The School of Economics offers a Master of Arts in Economics and a Master of Arts in Financial Economics.
The Master of Arts in Economics degree emphasizes applied economics. The program has a firm commitment to economic theory, but the main focus is on economic policy analysis. Students must complete a core set of requirements that focus on economic theory and analytical tools. They must also complete a thesis or policy practicum, that requires application of the tools of economic analysis to specific subject areas and policy issues. The program is designed to enable students to identify the economic content of a problem, to develop hypotheses, to apply appropriate analytical tools and models, and to develop policy alternatives. The ability to communicate clearly is emphasized throughout the program.
The Master of Arts in Financial Economics degree provides advanced training in economics and finance to students interested in careers involving quantitative analysis in various areas of finance. The program provides a solid foundation in micro- and macroeconomic theory to ensure that graduates have the conceptual tools needed to develop sound research designs and understand the role of financial markets and institutions within the economy. The program combines courses in the M.A. program in Economics and the M.B.A. program in the Maine Business School. The ability to communicate clearly is emphasized throughout the program.
Both programs offer the M.A. student preparation for a variety of career paths. Students, with the assistance of their adviosr design their programs of study for:
- Employment in business or government, or
- Continuing work on advanced degrees in economics, law, finance, business administration, and other areas.
Students are required to work closely with their adviosr on matters of course selection.
The School offers a series of courses which reflect the wide scope of contemporary economics and the various specializations of the faculty. From year to year, the content of some courses will vary in accordance with changes in the significance of policy questions at the state, national, and international levels, and with faculty research interests.
An undergraduate degree in economics or a related field is desirable, but is not essential for admission to this program. Admission is based upon the requirements of the Graduate School, Graduate Record Examinations (GRE) scores, a demonstrated capacity for graduate study, and the quality of previous work.
M.A. in Financial Economics
For regular admission, applicants are required to have completed basic courses in accounting, calculus, and statistics, and intermediate level undergraduate courses in microeconomic theory, macroeconomic theory, and business finance.

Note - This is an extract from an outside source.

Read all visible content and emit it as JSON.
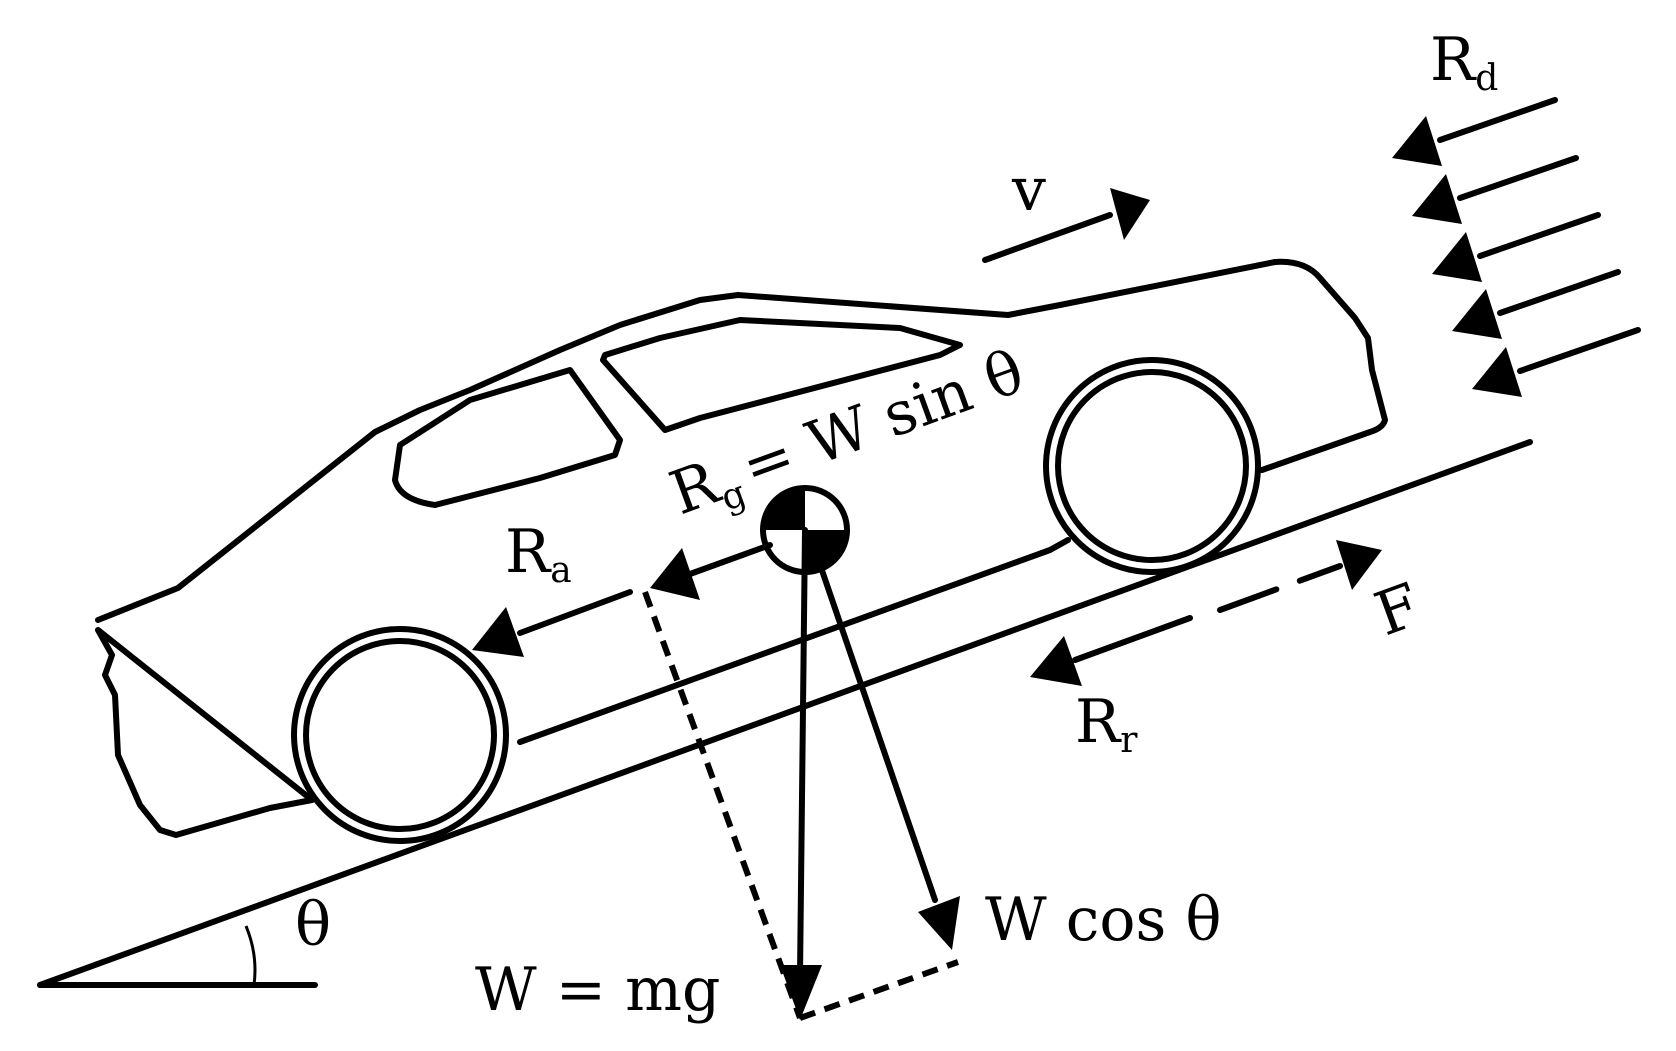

Applicants without the required background may be accepted provisionally while meeting these prerequisites.
The basic curriculum is offered annually. Successful completion of 30 credit hours of course degree.
M.A. in Financial Economics
Graduate students in this program are required to complete the following sequence of courses:
Two courses are required from the following BUA courses:
Special Degree Requirements
Each graduate student who pursues one of the graduate degrees administered by the School must pass an oral examination near the end of the student’s program.
Kathleen Bell, Ph.D. (University of Maryland, 1997), Associate Professor. Environmental Economics, land economics, spatial economics, regional and public economics.
Melvin Burke, Ph.D. (Pittsburgh, 1967), Professor. International economics, economic development, Marxian economics.
Karen J. Buhr, Ph.D. (Carleton University, 2006), Assistant Professor. Health economics, labor economics.
Hsiang-Tai Cheng, Ph.D. (Virginia Polytechnic Institute, 1985), Associate Professor. Marketing, food demand, econometrics.
Mary Davis, Ph.D. (University of Florida, 2003), Assistant Professor. Health economics, environmental health, public health.
Todd Gabe, Ph.D. (Ohio State University, 1999), Associate Professor. Regional and community economic development, public finance.
Gary L. Hunt, Ph.D. (University of Colorado-Boulder, 1984), Professor. Demographic and spatial economics, econometrics, mathematical modeling.
Adrienne Kearney, Ph.D. (Pennsylvania State University, 1992), Associate Professor. Monetary theory and policy, macroeconomics, international finance.
James McConnon, Ph.D. (Iowa State University, 1989), Associate Professor. Regional and community economic development, innovation, small business management.
Michael Montgomery, Ph.D. (University of Florida, 1988), Associate Professor. Macroeconomics, monetary theory, Austrian economics.
Johathan Rubin, Ph.D. (University of California-Davis, 1993), Professor. Environmental regulation and design, economics of alternative transportation fuels and vehicles, economics of greenhouse gas reductions.
Stewart Smith, Ph.D. (University of Connecticut, 1997), Professor. Sustainable agriculture systems, local food networks.
Mario Teisl, (Ph.D. (University of Maryland, 1997), Professor. Information economics, food safety, environmental and social marketing, environmental economics.
Philip Trostel, Ph.D. (Texas A & M University, 1991), Professor. Human capital and savings, public economics, labor economics.
Greg White, Ph.D. (Washington State University, 1976), Professor. Marketing, finance, business administration.